Given that high level of technical artistry, I’m glad that Felidae was made in 1994 — rather than today, when it would undoubtedly have been done with CGI. CGI is to me intrinsically post-modern, always seeming to be about nothing so much as itself — constantly, by way of its very resemblance to live action, calling attention to the trick that it’s pulling on the audience as it’s doing it. As such, it might be fine for films that are just an episodic series of gags, but in service of a sustained narrative — especially one that requires the attention to detail that Felidae‘s does — it’s just a distraction. Drawn animation is definitely the ideal medium for creating the kind of enclosed reality that’s needed for us to invest ourselves in a vision as quirky as Felidae‘s. Given that, this film should stand as a testament to the viability of that medium in the face of the increasingly indistinguishable CGI features that hog our theater screens each holiday season.

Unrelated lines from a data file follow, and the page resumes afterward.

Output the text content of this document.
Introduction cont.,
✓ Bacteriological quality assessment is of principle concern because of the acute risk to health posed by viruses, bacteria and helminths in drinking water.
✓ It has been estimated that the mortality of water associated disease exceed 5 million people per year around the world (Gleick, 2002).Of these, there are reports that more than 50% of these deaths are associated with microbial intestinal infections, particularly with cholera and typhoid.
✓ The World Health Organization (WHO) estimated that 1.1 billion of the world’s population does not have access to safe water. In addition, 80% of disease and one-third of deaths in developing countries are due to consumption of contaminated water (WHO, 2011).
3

Felidae, though in German (the original voice cast includes a number of noted German actors, including Klaus Maria Brandauer), oddly features an English language theme song sung by Boy George. There also exists a perfectly acceptable English language dub, which can be found on the German DVD release (which, sadly, doesn’t include English subtitles for the German language version). All of this indicates that it was made with an eye toward an overseas release, which is not surprising given the obviously high financial investment that went into it. Yet chances are that you have never even heard of it, much less seen it.
That it never received a theatrical release in America is a no-brainer; distributors would undoubtedly have hit a mental logjam trying to market a movie that looks on the surface like a family film but plays out like an angst-ridden version of The Aristocats as imagined by Eli Roth. But surely there are enough people here in the states who would love this orphaned little cinematic tabby — who would take it into their homes, let it curl up in front on the fire, and then rip their throats out — to merit it’s release on domestic DVD.